Decoupling Mechanical and Interfacial Failure Silicon Anodes via a Rigid-Flexible Binder Design for High-Energy-Density Lithium-Ion Batteries

Abstract

Silicon-based anodes hold immense promise for next-generation lithium-ion batteries with high energy density. Still, they are plagued by severe capacity fading due to immense volume changes and subsequent interfacial instability. While "rigid-flexible" binder designs offer a conceptual solution, their complex synthesis often hinders practical application.Herein, we report a simple, scalable, and highly effective strategy to overcome these bottlenecks by rationally optimizing the mass ratio of commercially available rigid carboxymethyl cellulose (CMC) to flexible styrene-butadiene rubber (SBR). We reveal that an optimal CMC: SBR ratio of 7:3 yields a unique three-dimensional network that synergistically integrates mechanical robustness with elastic deformability. This tailored architecture is key to overcoming both the mechanical and interfacial challenges.

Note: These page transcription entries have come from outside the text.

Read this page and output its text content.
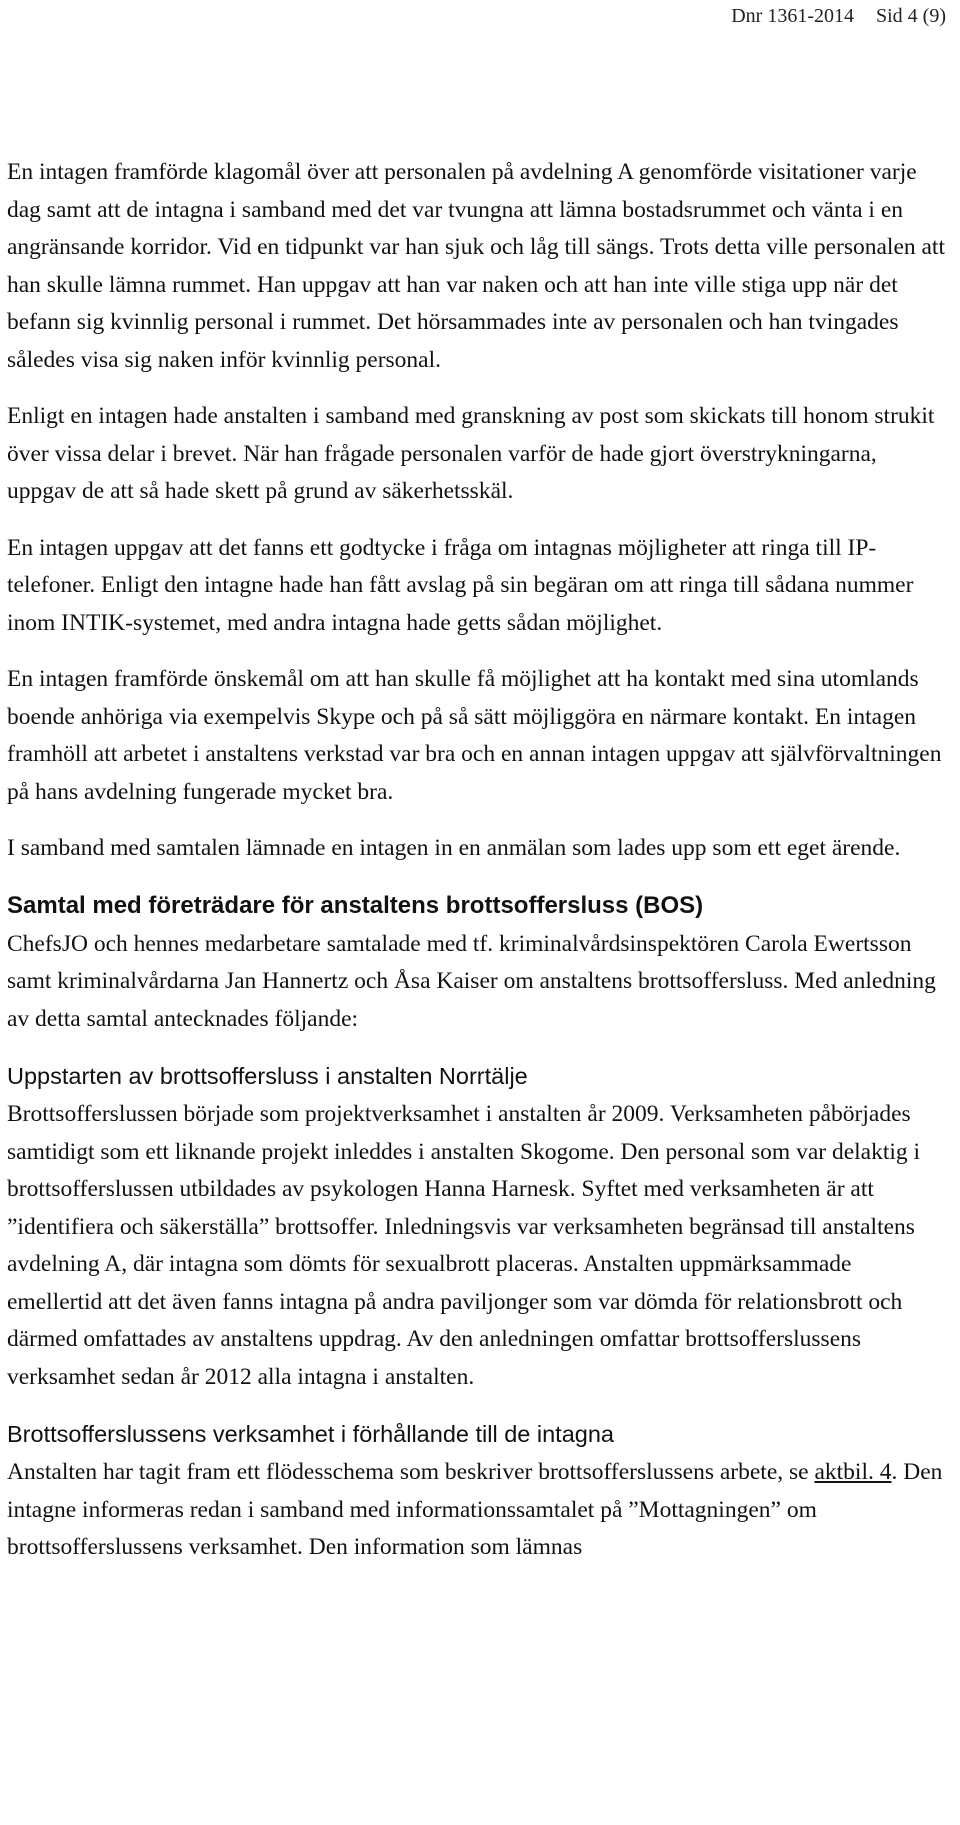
Dnr 1361-2014 Sid 4 (9)

En intagen framförde klagomål över att personalen på avdelning A genomförde visitationer varje dag samt att de intagna i samband med det var tvungna att lämna bostadsrummet och vänta i en angränsande korridor. Vid en tidpunkt var han sjuk och låg till sängs. Trots detta ville personalen att han skulle lämna rummet. Han uppgav att han var naken och att han inte ville stiga upp när det befann sig kvinnlig personal i rummet. Det hörsammades inte av personalen och han tvingades således visa sig naken inför kvinnlig personal.

Enligt en intagen hade anstalten i samband med granskning av post som skickats till honom strukit över vissa delar i brevet. När han frågade personalen varför de hade gjort överstrykningarna, uppgav de att så hade skett på grund av säkerhetsskäl.

En intagen uppgav att det fanns ett godtycke i fråga om intagnas möjligheter att ringa till IP-telefoner. Enligt den intagne hade han fått avslag på sin begäran om att ringa till sådana nummer inom INTIK-systemet, med andra intagna hade getts sådan möjlighet.

En intagen framförde önskemål om att han skulle få möjlighet att ha kontakt med sina utomlands boende anhöriga via exempelvis Skype och på så sätt möjliggöra en närmare kontakt. En intagen framhöll att arbetet i anstaltens verkstad var bra och en annan intagen uppgav att självförvaltningen på hans avdelning fungerade mycket bra.

I samband med samtalen lämnade en intagen in en anmälan som lades upp som ett eget ärende.

Samtal med företrädare för anstaltens brottsoffersluss (BOS)

ChefsJO och hennes medarbetare samtalade med tf. kriminalvårdsinspektören Carola Ewertsson samt kriminalvårdarna Jan Hannertz och Åsa Kaiser om anstaltens brottsoffersluss. Med anledning av detta samtal antecknades följande:

Uppstarten av brottsoffersluss i anstalten Norrtälje

Brottsofferslussen började som projektverksamhet i anstalten år 2009. Verksamheten påbörjades samtidigt som ett liknande projekt inleddes i anstalten Skogome. Den personal som var delaktig i brottsofferslussen utbildades av psykologen Hanna Harnesk. Syftet med verksamheten är att ”identifiera och säkerställa” brottsoffer. Inledningsvis var verksamheten begränsad till anstaltens avdelning A, där intagna som dömts för sexualbrott placeras. Anstalten uppmärksammade emellertid att det även fanns intagna på andra paviljonger som var dömda för relationsbrott och därmed omfattades av anstaltens uppdrag. Av den anledningen omfattar brottsofferslussens verksamhet sedan år 2012 alla intagna i anstalten.

Brottsofferslussens verksamhet i förhållande till de intagna

Anstalten har tagit fram ett flödesschema som beskriver brottsofferslussens arbete, se aktbil. 4. Den intagne informeras redan i samband med informationssamtalet på ”Mottagningen” om brottsofferslussens verksamhet. Den information som lämnas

Consequently, the optimized Si-7:3 anode delivers an outstanding initial Coulombic efficiency of 92.91% and maintains a high reversible capacity of 1875.3 mAh g ⁻1 after 200 cycles at 2 A g ⁻1 . Crucially, the practical viability is further demonstrated in a full cell with a LiNi0.9Co0.05Mn0.05O2 (Ni90) cathode, which retains 98.2% capacity after 100 cycles.This work provides a facile, industry-compatible binder engineering strategy that not only addresses the critical challenges of silicon anodes but also offers fundamental insights into the interplay between binder micromechanics and interfacial chemistry, paving the way for advanced energy storage systems.